Chapter 2 Overview of the workflow
2.1 Workflow steps
The laboratory workflow of the Earth Hologenome Initiative (EHI) is composed of six steps.
- Sample homogenisation and digestion: to break down the complex matrix of the sample and to disrupt cell walls.
- DNA extraction: to isolate DNA molecules from the rest of organic materials in the mixture and to remove chemical contaminants that may hinder further steps sensitive to inhibitors.
- DNA shearing: to achieve desired molecule sizes for optimal short-read sequencing.
- Sequencing library preparation: to convert fragmented DNA molecules into a format (library of DNA fragments) that is compatible with the sequencing platform.
- Sequencing library indexing: to produce copies (amplify) of the library using primers containing unique identifiers.
- Sequencing pool generation: to create a single sequencing pool containing multiple libraries in desired proportions.

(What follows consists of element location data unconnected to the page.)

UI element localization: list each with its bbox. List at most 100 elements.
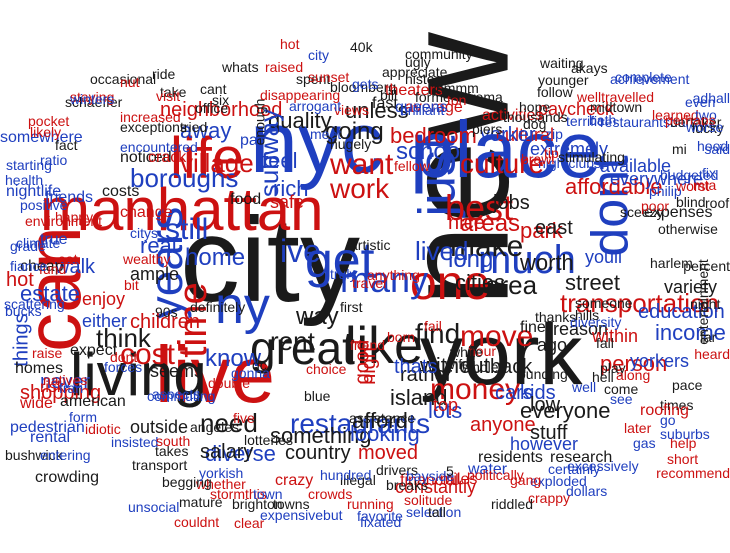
cloud-word: even (685, 94, 716, 110)
cloud-word: starting (6, 157, 52, 173)
cloud-word: make (450, 230, 524, 263)
cloud-word: lots (428, 398, 463, 423)
cloud-word: wealthy (123, 251, 171, 267)
cloud-word: however (510, 434, 579, 454)
cloud-word: younger (538, 72, 589, 88)
cloud-word: someone (575, 295, 633, 311)
cloud-word: breaks (386, 477, 429, 493)
cloud-word: drivers (376, 462, 419, 478)
cloud-word: first (340, 299, 363, 315)
cloud-word: available (600, 156, 672, 176)
cloud-word: form (69, 409, 97, 425)
cloud-word: along (616, 367, 651, 383)
cloud-word: piers (472, 121, 503, 137)
cloud-word: thanks (535, 309, 577, 325)
cloud-word: crowds (308, 486, 353, 502)
cloud-word: constantly (395, 477, 477, 497)
cloud-word: long (448, 246, 494, 273)
cloud-word: seems (150, 361, 204, 381)
cloud-word: bit (124, 277, 139, 293)
cloud-word: living (70, 341, 207, 408)
cloud-word: cultural (496, 125, 555, 145)
cloud-word: looking (350, 421, 420, 446)
cloud-word: still (165, 213, 209, 246)
cloud-word: jobs (493, 192, 530, 214)
cloud-word: night (690, 296, 721, 312)
cloud-word: activities (482, 107, 544, 124)
cloud-word: worth (520, 250, 574, 275)
cloud-word: pace (672, 377, 703, 393)
cloud-word: encountered (120, 139, 198, 155)
cloud-word: excessively (567, 458, 639, 474)
cloud-word: hmmm (436, 80, 479, 96)
cloud-word: angeles (190, 419, 240, 435)
cloud-word: city (180, 193, 360, 327)
cloud-word: way (296, 303, 339, 330)
cloud-word: definitely (190, 299, 246, 315)
cloud-word: learned (652, 107, 699, 123)
cloud-word: lotteries (244, 432, 294, 448)
cloud-word: gonna (231, 365, 270, 381)
cloud-word: begging (162, 474, 212, 490)
cloud-word: choice (306, 361, 347, 377)
cloud-word: pocket (28, 113, 70, 129)
cloud-word: tip (544, 145, 559, 161)
cloud-word: community (405, 46, 473, 62)
cloud-word: back (490, 356, 533, 378)
cloud-word: expenses (644, 204, 713, 221)
cloud-word: nut (120, 74, 140, 90)
cloud-word: lived (415, 236, 469, 266)
cloud-word: schaeffer (65, 94, 123, 110)
cloud-word: change (120, 204, 173, 221)
cloud-word: worse (686, 119, 724, 135)
cloud-word: visit (156, 88, 181, 104)
cloud-word: away (180, 118, 232, 143)
cloud-word: tall (428, 504, 446, 520)
cloud-word: unsocial (128, 499, 180, 515)
cloud-word: perhaps (665, 112, 716, 128)
cloud-word: whole (462, 359, 499, 375)
cloud-word: thats (394, 356, 438, 378)
cloud-word: budgeted (660, 167, 719, 183)
cloud-word: without (420, 353, 490, 378)
cloud-word: park (520, 218, 563, 243)
cloud-word: extremely (530, 139, 609, 159)
cloud-word: commuting (147, 388, 216, 404)
cloud-word: area (485, 270, 538, 300)
cloud-word: think (96, 323, 151, 353)
cloud-word: exceptions (120, 119, 187, 135)
cloud-word: meet (310, 126, 342, 142)
cloud-word: zip (545, 126, 563, 142)
cloud-word: ago (537, 335, 568, 355)
cloud-word: income (655, 320, 726, 345)
cloud-word: truly (330, 266, 357, 282)
cloud-word: bushwick (5, 447, 63, 463)
cloud-word: true (40, 231, 68, 248)
cloud-word: expensivebut (260, 507, 343, 523)
cloud-word: assistance (349, 410, 416, 426)
cloud-word: entering (40, 447, 91, 463)
cloud-word: much (478, 238, 576, 282)
cloud-word: fast (372, 95, 398, 112)
cloud-word: home (185, 244, 246, 271)
cloud-word: east (535, 217, 573, 239)
cloud-word: cheap (20, 258, 64, 275)
cloud-word: cant (200, 81, 227, 97)
cloud-word: village (180, 148, 254, 178)
cloud-word: hills (575, 307, 600, 323)
cloud-word: cars (495, 382, 533, 404)
cloud-word: towns (273, 496, 310, 512)
cloud-word: bucks (5, 303, 42, 319)
cloud-word: country (285, 442, 351, 464)
cloud-word: restaurants (290, 408, 431, 439)
cloud-word: anyone (470, 414, 536, 436)
cloud-word: hot (6, 269, 34, 291)
cloud-word: whats (222, 59, 259, 75)
cloud-word: tried (180, 119, 208, 135)
cloud-word: york (420, 307, 583, 403)
cloud-word: suburbs (660, 426, 710, 442)
cloud-word: views (334, 102, 370, 118)
cloud-word: spent (296, 71, 331, 87)
cloud-word: restaurantsbars (600, 114, 698, 130)
cloud-word: positive (20, 197, 68, 213)
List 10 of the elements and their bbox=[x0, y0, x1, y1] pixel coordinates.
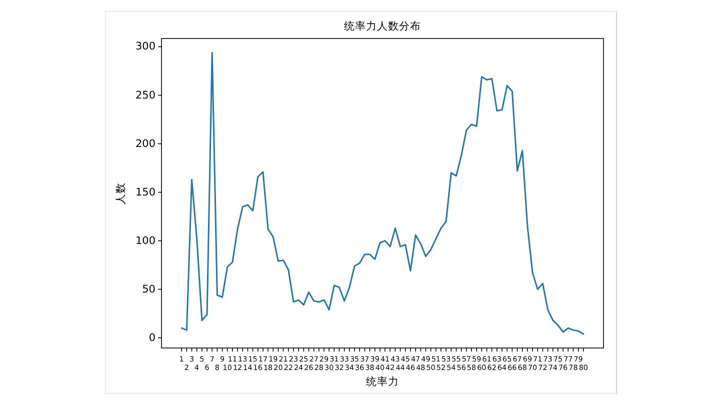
y-tick-label: 0 bbox=[148, 332, 156, 344]
y-tick-label: 200 bbox=[135, 138, 156, 150]
x-axis-title: 统率力 bbox=[366, 375, 399, 388]
y-tick-label: 150 bbox=[135, 186, 156, 198]
y-axis-title: 人数 bbox=[115, 182, 127, 204]
y-tick-label: 250 bbox=[135, 89, 156, 102]
y-tick-label: 300 bbox=[135, 40, 156, 53]
y-tick-label: 100 bbox=[135, 234, 156, 247]
chart-title: 统率力人数分布 bbox=[344, 20, 421, 32]
y-tick-label: 50 bbox=[142, 283, 156, 296]
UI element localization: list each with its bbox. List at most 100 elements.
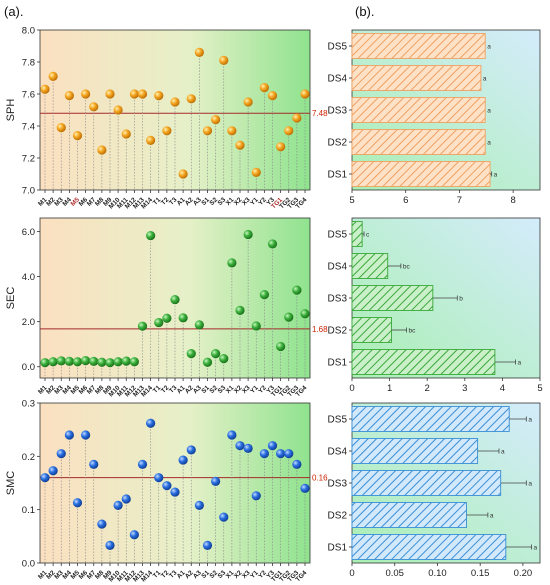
- sec_bar-category-label: DS4: [328, 262, 348, 273]
- sph_bar-bar: [351, 97, 486, 123]
- sph_scatter-point: [97, 145, 107, 155]
- sec_scatter-xtick-label: A3: [192, 384, 203, 395]
- smc_scatter-point: [64, 430, 74, 440]
- sec_scatter-point: [259, 290, 269, 300]
- sec_scatter-point: [178, 313, 188, 323]
- sph_scatter-point: [292, 113, 302, 123]
- sph_scatter-xtick-label: M1: [37, 196, 49, 208]
- sph_scatter-point: [48, 71, 58, 81]
- smc_scatter-point: [284, 449, 294, 459]
- sph_scatter-xtick-label: M4: [61, 196, 73, 208]
- sph_scatter-xtick-label: Y3: [265, 196, 276, 207]
- sph_scatter-xtick-label: X2: [233, 196, 244, 207]
- sph_bar-xtick-label: 7: [457, 195, 462, 206]
- smc_scatter-xtick-label: X2: [233, 569, 244, 580]
- sec_bar-bar: [351, 285, 434, 311]
- sph_scatter-point: [105, 89, 115, 99]
- smc_scatter-xtick-label: X1: [225, 569, 236, 580]
- sec_bar-xtick-label: 4: [500, 383, 505, 394]
- smc_scatter-point: [235, 441, 245, 451]
- sph_scatter-xtick-label: S2: [208, 196, 219, 207]
- sph_bar-bar: [351, 33, 486, 59]
- smc_scatter-point: [243, 443, 253, 453]
- sec_scatter-xtick-label: M2: [45, 384, 57, 396]
- smc_scatter-xtick-label: S1: [200, 569, 211, 580]
- smc_scatter-point: [146, 418, 156, 428]
- sec_bar-bar: [351, 253, 389, 279]
- sph_scatter-ytick-label: 7.2: [22, 154, 35, 165]
- sec_scatter-point: [81, 356, 91, 366]
- sph_bar-sig-letter: a: [487, 108, 491, 115]
- sec_scatter-xtick-label: X2: [233, 384, 244, 395]
- sph_scatter-point: [137, 89, 148, 99]
- sec_bar-sig-letter: bc: [403, 264, 411, 271]
- sec_scatter-xtick-label: Y1: [249, 384, 260, 395]
- sph_scatter-ytick-label: 7.8: [22, 58, 35, 69]
- smc_scatter-xtick-label: S2: [208, 569, 219, 580]
- smc_bar-sig-letter: a: [533, 545, 537, 552]
- smc_scatter-xtick-label: M1: [37, 569, 49, 581]
- sph_bar-category-label: DS2: [328, 138, 348, 149]
- sec_scatter-point: [194, 320, 204, 330]
- sph_scatter-xtick-label: T2: [160, 196, 171, 207]
- sph_scatter-point: [227, 126, 237, 136]
- sph_scatter-point: [202, 126, 213, 136]
- smc_bar-sig-letter: a: [490, 513, 494, 520]
- sec_scatter-ytick-label: 0.0: [22, 362, 35, 373]
- smc_scatter-point: [186, 445, 196, 455]
- smc_bar-xtick-label: 0: [349, 568, 354, 579]
- smc_scatter-point: [259, 449, 269, 459]
- sph_scatter-point: [40, 84, 50, 94]
- sec_scatter-xtick-label: A1: [176, 384, 187, 395]
- sec_scatter-point: [267, 239, 278, 249]
- smc_bar-category-label: DS1: [328, 543, 348, 554]
- sec_scatter-point: [202, 357, 213, 367]
- smc_scatter-point: [97, 519, 107, 529]
- sec_bar-xtick-label: 0: [349, 383, 354, 394]
- sph_scatter-xtick-label: M2: [45, 196, 57, 208]
- sec_scatter-point: [56, 356, 66, 366]
- smc_scatter-xtick-label: M5: [70, 569, 82, 581]
- sec_bar-category-label: DS2: [328, 326, 348, 337]
- sph_scatter-ytick-label: 7.0: [22, 186, 35, 197]
- sph_bar-xtick-label: 5: [349, 195, 354, 206]
- smc_scatter-point: [105, 540, 115, 551]
- sec_scatter-ytick-label: 2.0: [22, 317, 35, 328]
- smc_scatter-xtick-label: S3: [217, 569, 228, 580]
- sph_bar-category-label: DS3: [328, 106, 348, 117]
- smc_scatter-ytick-label: 0.1: [22, 505, 35, 516]
- sec_scatter-point: [170, 294, 180, 305]
- sph_scatter-point: [259, 83, 269, 93]
- sec_bar-plot: c DS5 bc DS4 b DS3 bc DS2 a DS1 0 1 2 3 4 5: [328, 217, 543, 394]
- sec_scatter-point: [48, 357, 58, 367]
- smc_scatter-point: [89, 459, 99, 469]
- sph_bar-bar: [351, 161, 491, 187]
- smc_scatter-ytick-label: 0.0: [22, 559, 35, 570]
- smc_scatter-plot-area: [39, 402, 311, 564]
- sec_scatter-xtick-label: S2: [208, 384, 219, 395]
- smc_scatter-point: [194, 500, 204, 510]
- sec_scatter-ytick-label: 6.0: [22, 227, 35, 238]
- smc_bar-sig-letter: a: [501, 449, 505, 456]
- sph_scatter-point: [81, 89, 91, 99]
- sec_scatter-point: [121, 356, 131, 366]
- panel-label-a: (a).: [4, 4, 24, 19]
- sph_scatter-xtick-label: A2: [184, 196, 195, 207]
- smc_scatter-point: [56, 449, 66, 459]
- smc_scatter-point: [178, 455, 188, 465]
- sec_scatter-xtick-label: M9: [102, 384, 114, 396]
- sph_scatter-xtick-label: M9: [102, 196, 114, 208]
- sec_scatter-point: [105, 358, 115, 368]
- sph_scatter-point: [284, 126, 294, 136]
- sph_scatter-xtick-label: M7: [86, 196, 98, 208]
- sec_scatter-xtick-label: A2: [184, 384, 195, 395]
- sec_bar-category-label: DS1: [328, 358, 348, 369]
- sec_scatter-xtick-label: M4: [61, 384, 73, 396]
- smc_scatter-point: [251, 491, 261, 501]
- smc_bar-xtick-label: 0.10: [428, 568, 447, 579]
- sec_scatter-point: [97, 357, 107, 367]
- sph_scatter-point: [194, 47, 204, 58]
- smc_bar-xtick-label: 0.15: [471, 568, 490, 579]
- sph_scatter-xtick-label: A1: [176, 196, 187, 207]
- sec_scatter-point: [300, 309, 310, 319]
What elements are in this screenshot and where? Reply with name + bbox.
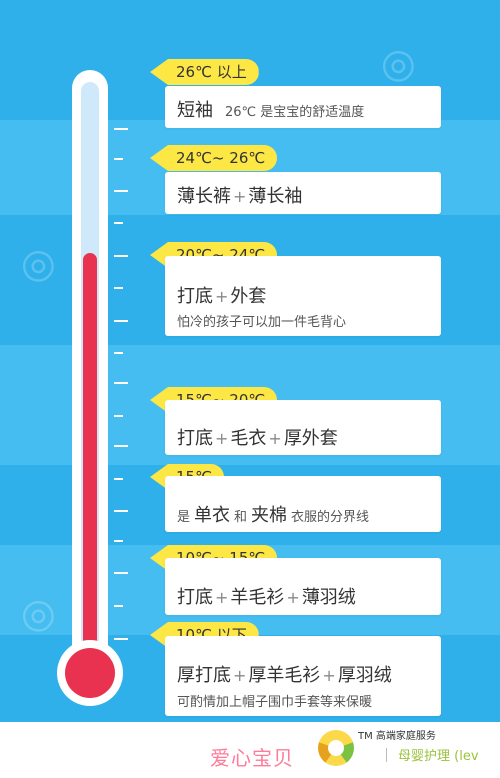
clothing-item: 厚羊毛衫 <box>248 665 321 686</box>
boundary-line: 是单衣和夹棉 衣服的分界线 <box>177 501 373 527</box>
clothing-card: 打底 + 毛衣 + 厚外套 <box>165 400 441 455</box>
scale-tick <box>114 190 128 192</box>
clothing-item: 单衣 <box>194 505 231 526</box>
service-label: 母婴护理 (lev <box>398 749 479 764</box>
scale-tick <box>114 478 123 480</box>
clothing-card: 打底 + 羊毛衫 + 薄羽绒 <box>165 558 441 615</box>
scale-tick <box>114 572 128 574</box>
brand-name: 爱心宝贝 <box>210 746 294 770</box>
scale-tick <box>114 605 123 607</box>
scale-tick <box>114 510 128 512</box>
clothing-card: 厚打底 + 厚羊毛衫 + 厚羽绒 可酌情加上帽子围巾手套等来保暖 <box>165 636 441 716</box>
clothing-item: 厚打底 <box>177 665 231 686</box>
thermometer-bulb-fill <box>65 648 115 698</box>
scale-tick <box>114 255 128 257</box>
clothing-item: 外套 <box>230 286 267 307</box>
clothing-card: 薄长裤 + 薄长袖 <box>165 172 441 214</box>
clothing-line: 薄长裤 + 薄长袖 <box>177 182 302 208</box>
footer-bar <box>0 722 500 778</box>
scale-tick <box>114 287 123 289</box>
clothing-line: 打底 + 毛衣 + 厚外套 <box>177 424 338 450</box>
clothing-item: 打底 <box>177 587 213 608</box>
comfort-note: 26℃ 是宝宝的舒适温度 <box>225 105 365 120</box>
scale-tick <box>114 382 128 384</box>
clothing-item: 薄羽绒 <box>301 587 356 608</box>
clothing-card: 是单衣和夹棉 衣服的分界线 <box>165 476 441 532</box>
clothing-line: 厚打底 + 厚羊毛衫 + 厚羽绒 <box>177 661 392 687</box>
scale-tick <box>114 222 123 224</box>
plus-sign: + <box>233 666 247 685</box>
plus-sign: + <box>322 666 336 685</box>
clothing-card: 打底 + 外套 怕冷的孩子可以加一件毛背心 <box>165 256 441 336</box>
clothing-item: 厚羽绒 <box>337 665 392 686</box>
clothing-tip: 可酌情加上帽子围巾手套等来保暖 <box>177 695 373 710</box>
clothing-item: 羊毛衫 <box>230 587 285 608</box>
boundary-text: 和 <box>234 510 248 525</box>
temp-tag: 24℃~ 26℃ <box>150 145 278 171</box>
temp-tag: 26℃ 以上 <box>150 59 259 85</box>
clothing-line: 短袖 26℃ 是宝宝的舒适温度 <box>177 96 364 122</box>
clothing-item: 毛衣 <box>230 428 267 449</box>
clothing-item: 薄长袖 <box>248 186 303 207</box>
clothing-line: 打底 + 外套 <box>177 282 266 308</box>
plus-sign: + <box>286 588 300 607</box>
scale-tick <box>114 352 123 354</box>
scale-tick <box>114 158 123 160</box>
boundary-text: 衣服的分界线 <box>291 510 370 525</box>
plus-sign: + <box>215 588 229 607</box>
footer-divider <box>386 748 387 762</box>
brand-tagline: TM 高端家庭服务 <box>358 731 436 742</box>
clothing-tip: 怕冷的孩子可以加一件毛背心 <box>177 315 347 330</box>
scale-tick <box>114 415 123 417</box>
plus-sign: + <box>215 429 229 448</box>
brand-logo-icon <box>318 730 354 766</box>
boundary-text: 是 <box>177 510 191 525</box>
clothing-line: 打底 + 羊毛衫 + 薄羽绒 <box>177 583 356 609</box>
clothing-item: 夹棉 <box>251 505 288 526</box>
plus-sign: + <box>233 187 247 206</box>
plus-sign: + <box>215 287 229 306</box>
scale-tick <box>114 320 128 322</box>
scale-tick <box>114 445 128 447</box>
scale-tick <box>114 128 128 130</box>
scale-tick <box>114 638 128 640</box>
clothing-item: 短袖 <box>177 100 213 121</box>
clothing-item: 打底 <box>177 286 213 307</box>
plus-sign: + <box>268 429 282 448</box>
clothing-card: 短袖 26℃ 是宝宝的舒适温度 <box>165 86 441 128</box>
clothing-item: 打底 <box>177 428 213 449</box>
clothing-item: 薄长裤 <box>177 186 231 207</box>
thermometer-mercury <box>83 253 97 683</box>
scale-tick <box>114 540 123 542</box>
clothing-item: 厚外套 <box>283 428 338 449</box>
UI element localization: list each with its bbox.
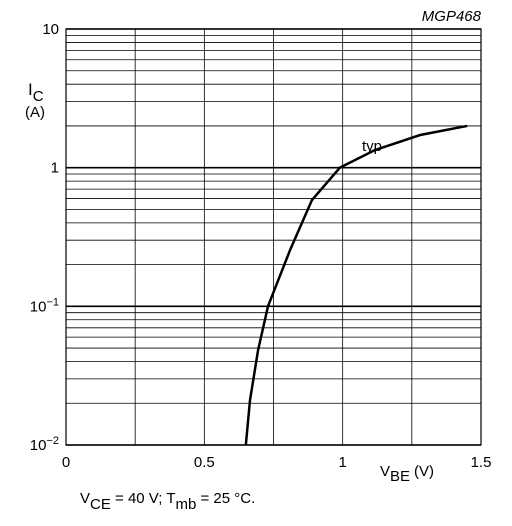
x-tick-label: 1.5 bbox=[471, 454, 492, 471]
caption-part: = 25 °C. bbox=[196, 490, 255, 507]
caption-part: V bbox=[80, 490, 90, 507]
x-label-sub: BE bbox=[390, 468, 410, 485]
y-tick-exponent: −2 bbox=[46, 435, 59, 447]
x-tick-label: 0 bbox=[62, 454, 70, 471]
y-tick-label: 10−1 bbox=[30, 296, 59, 315]
y-tick-base: 10 bbox=[30, 298, 47, 315]
y-axis-label: IC bbox=[28, 80, 44, 105]
x-axis-label: VBE (V) bbox=[380, 463, 434, 485]
caption-part: mb bbox=[175, 496, 196, 513]
y-tick-base: 10 bbox=[42, 21, 59, 38]
annotation: typ bbox=[362, 138, 382, 155]
y-label-main: I bbox=[28, 80, 33, 99]
y-tick-label: 1 bbox=[51, 160, 59, 177]
x-label-unit: (V) bbox=[414, 463, 434, 480]
caption-part: = 40 V; T bbox=[111, 490, 176, 507]
caption: VCE = 40 V; Tmb = 25 °C. bbox=[80, 490, 255, 513]
y-axis-unit: (A) bbox=[25, 104, 45, 121]
curve bbox=[244, 124, 468, 446]
y-tick-exponent: −1 bbox=[46, 296, 59, 308]
y-label-sub: C bbox=[33, 88, 44, 105]
y-tick-base: 10 bbox=[30, 437, 47, 454]
y-tick-label: 10 bbox=[42, 21, 59, 38]
chart-id: MGP468 bbox=[422, 8, 482, 25]
y-tick-label: 10−2 bbox=[30, 435, 59, 454]
x-tick-label: 1 bbox=[338, 454, 346, 471]
x-label-main: V bbox=[380, 463, 390, 480]
plot-frame bbox=[65, 28, 482, 446]
caption-part: CE bbox=[90, 496, 111, 513]
y-tick-base: 1 bbox=[51, 160, 59, 177]
x-tick-label: 0.5 bbox=[194, 454, 215, 471]
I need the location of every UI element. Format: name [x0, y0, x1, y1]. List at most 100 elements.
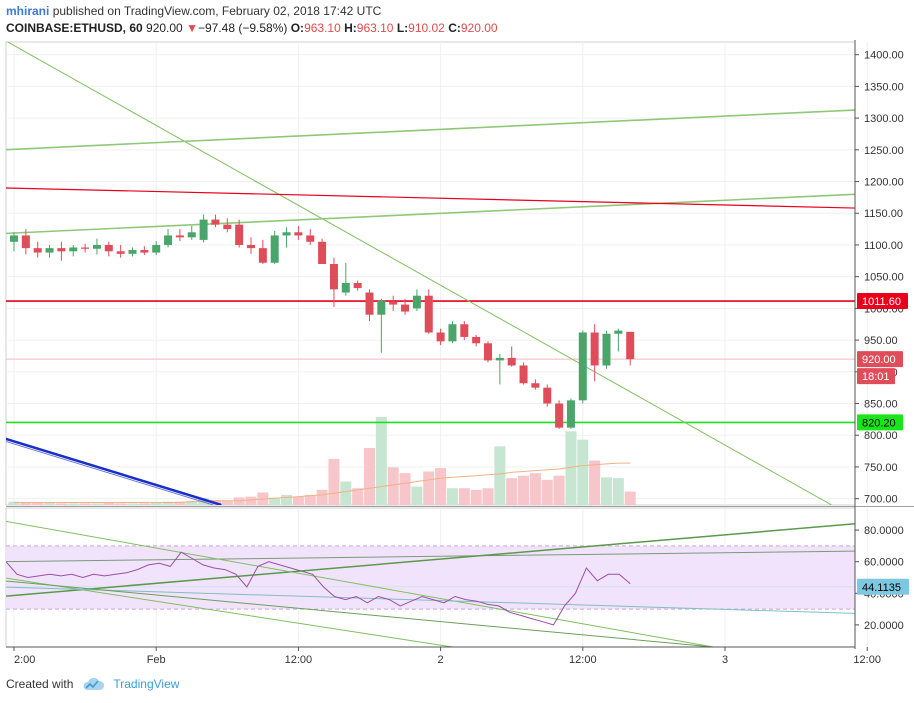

2.2 General considerations
Automatisation
All the procedures implemented in the EHI laboratory have also been semi-automatised on a basic commercial pipetting and liquid handling robot (Opentrons OT-2). The procedure requires a workstation with a thermocycler and magnetic block.
Physical separation of laboratory environment
The steps 1-4 should be ran in a pre-PCR laboratory environment, where loads of environmental DNA are kept as low as possible to minimise sample contamination risk. As step 5 involves PCR amplification, any downstream procedure should be run in a post-PCR laboratory environment.